Projeto assegura em lei recurso para garantir certificado de entidade beneficente

A Câmara dos Deputados analisa um projeto que garante, em lei, o duplo grau recursal para entidades beneficentes de assistência social, que tiveram o pedido de renovação ou concessão do Certificado de Entidade Beneficente de Assistência Social (Cebas) indeferido. O Cebas é o certificado que garante a imunidade tributária a que essas entidades têm direito.

Hoje, de acordo com a Lei 12.101/09, se a entidade certificadora indeferir o requerimento para concessão ou renovação do Cebas, o interessado poderá apresentar recurso em até 30 dias. A lei não prevê outros procedimentos que a entidade beneficente possa adotar para reverter essa situação, mas o Decreto 7.237/10, que regulamenta esse diploma legal, já assegura o duplo grau recursal ao prever que, se a autoridade certificadora não reconsiderar sua decisão em 60 dias após a apreciação do recurso, fará seu encaminhamento para o ministro de estado.

A proposta (PL 6930/13), do deputado Antonio Brito (PTB-PA), assegura o duplo grau recursal na própria Lei 12.101/09.

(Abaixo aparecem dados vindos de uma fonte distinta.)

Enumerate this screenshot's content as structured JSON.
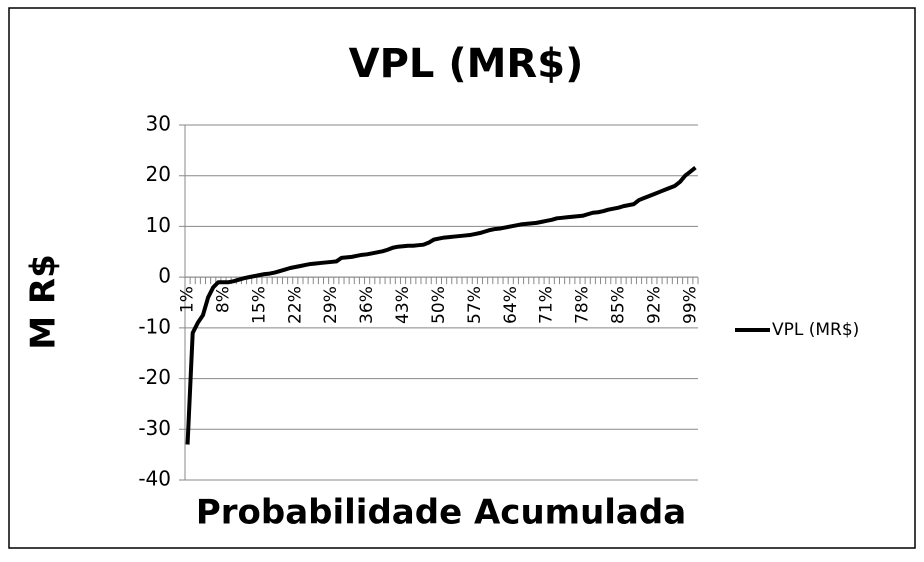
{
  "chart_data": {
    "type": "line",
    "title": "VPL (MR$)",
    "y_label": "M R$",
    "x_label": "Probabilidade Acumulada",
    "categories": [
      "1%",
      null,
      null,
      null,
      null,
      null,
      null,
      "8%",
      null,
      null,
      null,
      null,
      null,
      null,
      "15%",
      null,
      null,
      null,
      null,
      null,
      null,
      "22%",
      null,
      null,
      null,
      null,
      null,
      null,
      "29%",
      null,
      null,
      null,
      null,
      null,
      null,
      "36%",
      null,
      null,
      null,
      null,
      null,
      null,
      "43%",
      null,
      null,
      null,
      null,
      null,
      null,
      "50%",
      null,
      null,
      null,
      null,
      null,
      null,
      "57%",
      null,
      null,
      null,
      null,
      null,
      null,
      "64%",
      null,
      null,
      null,
      null,
      null,
      null,
      "71%",
      null,
      null,
      null,
      null,
      null,
      null,
      "78%",
      null,
      null,
      null,
      null,
      null,
      null,
      "85%",
      null,
      null,
      null,
      null,
      null,
      null,
      "92%",
      null,
      null,
      null,
      null,
      null,
      null,
      "99%",
      null
    ],
    "series": [
      {
        "name": "VPL (MR$)",
        "color": "#000000",
        "values": [
          -33,
          -11,
          -9,
          -7.5,
          -4,
          -2,
          -1,
          -1,
          -1,
          -0.8,
          -0.5,
          -0.2,
          0,
          0.2,
          0.4,
          0.6,
          0.7,
          0.9,
          1.2,
          1.5,
          1.8,
          2.0,
          2.2,
          2.4,
          2.6,
          2.7,
          2.8,
          2.9,
          3.0,
          3.1,
          3.8,
          3.9,
          4.0,
          4.2,
          4.4,
          4.5,
          4.7,
          4.9,
          5.1,
          5.4,
          5.8,
          6.0,
          6.1,
          6.2,
          6.2,
          6.3,
          6.4,
          6.8,
          7.4,
          7.6,
          7.8,
          7.9,
          8.0,
          8.1,
          8.2,
          8.3,
          8.5,
          8.7,
          9.0,
          9.3,
          9.5,
          9.6,
          9.8,
          10.0,
          10.2,
          10.4,
          10.5,
          10.6,
          10.7,
          10.9,
          11.1,
          11.3,
          11.6,
          11.7,
          11.8,
          11.9,
          12.0,
          12.1,
          12.4,
          12.7,
          12.8,
          13.0,
          13.3,
          13.5,
          13.7,
          14.0,
          14.2,
          14.4,
          15.2,
          15.6,
          16.0,
          16.4,
          16.8,
          17.2,
          17.6,
          18.0,
          18.8,
          20.0,
          20.8,
          21.6
        ]
      }
    ],
    "ylim": [
      -40,
      30
    ],
    "yticks": [
      -40,
      -30,
      -20,
      -10,
      0,
      10,
      20,
      30
    ],
    "grid": true,
    "legend": "right"
  }
}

De acordo com o projeto, após o recebimento do recurso pelo ministro, a entidade interessada terá mais 30 dias para apresentar novos documentos e corrigir os erros identificados, quando indeferido o requerimento ou cancelada a certificação. A proposta obriga ainda a autoridade certificadora a publicar as razões da negativa do pedido de concessão ou renovação do Cebas.

O deputado Antonio Brito afirma que várias entidades atuam de acordo com legislação, mas têm dificuldades em comprovar suas atividades de caráter assistencial. Segundo o parlamentar, é quando a autoridade nega o requerimento de concessão ou de renovação que “a entidade interessada tem informações mais claras sobre quais documentos precisa apresentar para garantir o deferimento de seu requerimento”.

Crédito tributário

Pelo texto, a apresentação do recurso não impede o lançamento do crédito tributário correspondente, uma vez que a entidade perderia a imunidade a que teria direito. Caso o lançamento seja impugnado, a autoridade aguardará o julgamento da decisão sobre os recursos recebidos em caráter suspensivo.

De acordo com a proposta, se a decisão final for pela procedência do recurso, o ministro de Estado deverá informar à Receita Federal, o cancelamento do crédito tributário correspondente.

Segundo o projeto, o adiamento do julgamento não impede a tramitação de eventual processo administrativo fiscal a que a entidade esteja submetida.

Tramitação

O projeto, que tramita em caráter conclusivo, será analisado pelas comissões de Trabalho, de Administração e Serviço Público; e de Constituição e Justiça e de Cidadania.